Archive

Archive for September, 2008

Erlang基本原理

September 30th, 2008 :: jackyz

大名鼎鼎的 Robert Virding 最近发布了一篇名为《The Erlang Rationale》(中文名《Erlang 基本原理》)的文档(进行中)。正如其名,这篇文档着力去描述一些 Erlang (长期缺乏文档的)重要的特征,及其背后的基本原理。需要说明的是,这并不是另外一篇关于 OTP 的文章,而是更多的关注于 Erlang 本身的语言和系统,也就是说——非常基本,而且非常重要。

One major point I hope to show here is that most of the features of Erlang, both the language and the system, are not isolated properties or were developed in isolation. They were designed to all interact with each other. For example: processes, process communication, distribution and error handling are all based on common principles which allow them to interact more or less seamlessly with each other; pattern matching, which is ubiquitous, is always the same irrespective of where it is used and is the only way to bind variables.

这样的文档极有价值,翻译它的价值也同样重大。同学们,动手翻吧!
本地下载[The Erlang Rationale]

news

关于SMP Erlang的一些事实

September 17th, 2008 :: jackyz

ICFP2008 召开在即,好东西纷纷出笼。下面这一篇是 Erlang/OTP Team 的 Kenneth 为 ICFP2008 准备的 SMP Erlang 相关 Topic 的主要内容。透过这样一篇文档,我们能够了解到 SMP Erlang 的一些内情、策略以及展望,其中对于 SMP Erlang 的不足以及潜在的性能陷阱,也提供了相当富有价值的绕路指引。

Here are some short facts about how the Erlang SMP implementation works and how it relates to performance and scalability.

There will be a more detailed description of how multi-core works and on the future plans available in a couple of weeks. I plan to include some of this in my presentation at the ICFP2008, Erlang Workshop in Victoria BC, September 27

The Erlang VM without SMP support has 1 scheduler which runs in the main process thread. The scheduler picks runnable Erlang processes and IO-jobs from the run-queue and there is no need to lock data structures since
there is only one thread accessing them.

The Erlang VM with SMP support can have 1 to many schedulers which are run in 1 thread each. The schedulers pick runnable Erlang processes and IO-jobs from one common run-queue. In the SMP VM all shared data structures are protected with locks, the run-queue is one example of a data structure protected with locks.

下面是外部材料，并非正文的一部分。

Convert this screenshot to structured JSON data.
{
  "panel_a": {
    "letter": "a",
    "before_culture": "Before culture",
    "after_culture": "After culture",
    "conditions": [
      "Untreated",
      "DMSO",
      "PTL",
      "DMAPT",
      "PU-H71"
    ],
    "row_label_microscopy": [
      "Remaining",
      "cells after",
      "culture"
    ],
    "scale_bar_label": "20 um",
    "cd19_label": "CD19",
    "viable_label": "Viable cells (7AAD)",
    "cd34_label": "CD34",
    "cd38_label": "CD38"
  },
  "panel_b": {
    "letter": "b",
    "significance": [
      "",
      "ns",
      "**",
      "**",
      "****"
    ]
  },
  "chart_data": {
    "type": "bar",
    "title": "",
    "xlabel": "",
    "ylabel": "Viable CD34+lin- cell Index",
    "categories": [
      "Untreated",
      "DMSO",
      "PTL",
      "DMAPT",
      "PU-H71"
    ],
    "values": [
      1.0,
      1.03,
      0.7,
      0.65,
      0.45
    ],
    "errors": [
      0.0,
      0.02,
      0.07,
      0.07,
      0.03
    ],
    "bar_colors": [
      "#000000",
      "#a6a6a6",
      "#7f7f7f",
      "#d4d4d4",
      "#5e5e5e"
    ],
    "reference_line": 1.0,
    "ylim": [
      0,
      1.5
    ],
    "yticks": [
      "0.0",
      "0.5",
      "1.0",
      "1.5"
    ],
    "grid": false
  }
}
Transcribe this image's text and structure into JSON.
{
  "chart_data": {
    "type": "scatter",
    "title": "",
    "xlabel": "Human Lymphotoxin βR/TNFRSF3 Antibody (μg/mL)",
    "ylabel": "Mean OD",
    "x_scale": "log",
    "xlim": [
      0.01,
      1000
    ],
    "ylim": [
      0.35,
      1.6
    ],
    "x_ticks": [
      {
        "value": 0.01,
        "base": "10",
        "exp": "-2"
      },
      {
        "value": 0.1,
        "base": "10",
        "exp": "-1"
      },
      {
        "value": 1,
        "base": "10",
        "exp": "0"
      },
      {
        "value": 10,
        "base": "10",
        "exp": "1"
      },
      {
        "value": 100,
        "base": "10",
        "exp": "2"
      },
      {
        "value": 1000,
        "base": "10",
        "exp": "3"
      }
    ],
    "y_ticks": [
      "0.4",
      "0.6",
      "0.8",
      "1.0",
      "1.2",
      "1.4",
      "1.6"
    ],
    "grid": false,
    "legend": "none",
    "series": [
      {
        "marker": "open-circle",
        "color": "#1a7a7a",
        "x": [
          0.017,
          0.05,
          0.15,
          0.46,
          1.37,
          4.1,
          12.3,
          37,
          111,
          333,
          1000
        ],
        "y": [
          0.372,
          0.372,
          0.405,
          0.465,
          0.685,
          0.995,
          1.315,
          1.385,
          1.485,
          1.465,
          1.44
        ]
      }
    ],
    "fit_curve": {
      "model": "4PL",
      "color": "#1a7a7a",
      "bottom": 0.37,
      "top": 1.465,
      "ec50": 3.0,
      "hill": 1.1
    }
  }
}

From OTP R12B the SMP version of the VM is automatically started as default if the OS reports more than 1 CPU (or Core) and with the same number of schedulers as CPU’s or Cores.

You can see what was chosen at the first line of printout from the “erl” command. E.g.

Erlang (BEAM) emulator version 5.6.4 [source] [smp:4] [asynch-threads:0] …..

The “[smp:4]” above tells that the SMP VM is run and with 4 schedulers.

The default behaviour can be overridden with the “-smp [enable|disable|auto]” auto is default and to set the number of schedulers, if smp is set to enable or auto “+S Number” where Number is the number of schedulers (1..1024)

Note ! that it is normally nothing to gain from running with more schedulers than the number of CPU’s or Cores.

Note2 ! On some operating systems the number of CPU’s or Cores to be used by a process can be restricted with commands. For example on Linux the command “taskset” can be used for this. The Erlang VM will currently only detect number of available CPU’s or Cores and will not take the mask set by “taskset” into account. Because of this it can happen and has happened that e.g. only 2 Cores are used even if the Erlang VM runs with 4 schedulers. It is the OS that limits this because it take the mask from “taskset” into account.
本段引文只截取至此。